Три мушкетёра (Дюма) - страница 463

— Ваша светлость, клянусь вам, что у меня ни на минуту не было намерения оправдываться перед вами! Я готов понести то наказание, какое вашему высокопреосвященству угодно будет наложить на меня. Я слишком мало дорожу жизнью, чтобы бояться смерти.

— Да, я знаю, вы храбрый человек, — сказал кардинал почти ласковым голосом. — Могу вам поэтому заранее сказать, что вас будут судить и даже приговорят к наказанию.

— Другой человек мог бы ответить вашему высокопреосвященству, что его помилование у него в кармане, а я только скажу вам: приказывайте, ваша светлость, я готов ко всему.

— Ваше помилование? — удивился Ришелье.

— Да, ваша светлость, — ответил д'Артаньян.

— А кем оно подписано? Королем?

Кардинал произнес эти слова с особым оттенком презрения.

— Нет, вашим высокопреосвященством.

— Мною?
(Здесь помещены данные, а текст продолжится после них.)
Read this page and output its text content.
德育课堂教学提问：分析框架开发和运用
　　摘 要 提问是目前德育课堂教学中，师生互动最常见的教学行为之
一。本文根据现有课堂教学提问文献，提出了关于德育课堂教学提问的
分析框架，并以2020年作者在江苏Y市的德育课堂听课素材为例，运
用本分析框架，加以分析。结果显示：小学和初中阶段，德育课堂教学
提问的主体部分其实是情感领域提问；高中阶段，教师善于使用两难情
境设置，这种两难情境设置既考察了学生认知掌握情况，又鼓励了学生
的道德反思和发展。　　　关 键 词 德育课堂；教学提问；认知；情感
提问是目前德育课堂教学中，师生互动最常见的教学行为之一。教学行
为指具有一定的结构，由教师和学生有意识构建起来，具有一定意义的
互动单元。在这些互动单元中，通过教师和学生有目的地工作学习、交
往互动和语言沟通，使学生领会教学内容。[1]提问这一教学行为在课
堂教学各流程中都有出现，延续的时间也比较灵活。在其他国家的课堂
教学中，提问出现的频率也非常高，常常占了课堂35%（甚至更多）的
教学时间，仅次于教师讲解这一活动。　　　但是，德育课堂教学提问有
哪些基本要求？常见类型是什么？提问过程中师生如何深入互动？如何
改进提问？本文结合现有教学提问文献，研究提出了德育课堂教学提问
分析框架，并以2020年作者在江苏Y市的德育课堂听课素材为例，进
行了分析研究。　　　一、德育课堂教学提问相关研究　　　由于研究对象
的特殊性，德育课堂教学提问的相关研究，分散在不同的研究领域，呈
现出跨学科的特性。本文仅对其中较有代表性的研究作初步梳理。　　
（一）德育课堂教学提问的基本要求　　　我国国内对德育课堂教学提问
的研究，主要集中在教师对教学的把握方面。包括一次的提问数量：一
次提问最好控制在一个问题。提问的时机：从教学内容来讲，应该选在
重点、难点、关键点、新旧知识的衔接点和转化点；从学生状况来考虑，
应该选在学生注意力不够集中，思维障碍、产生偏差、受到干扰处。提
Вы что, с ума сошли?

— Вы, конечно, узнаете свою руку, ваша светлость.

Д'Артаньян подал его высокопреосвященству драгоценную бумагу, которую Атос отнял у миледи и отдал д'Артаньяну, чтобы она служила ему охранным листом.

Кардинал взял бумагу и медленно, делая ударение на каждом слове, прочитал:

«Все, что сделал предъявитель сего, сделано по моему приказанию и для блага государства.

5 августа 1628 года.

Ришелье».

Прочитав эти две строчки, кардинал погрузился в глубокую задумчивость, но не вернул бумагу д'Артаньяну.

«Он обдумывает, какой смертью казнить меня, — мысленно решил д'Артаньян. — Но, клянусь, он увидит, как умирает дворянин!»

Молодой мушкетер был в отличном расположении духа и готовился геройски перейти в иной мир.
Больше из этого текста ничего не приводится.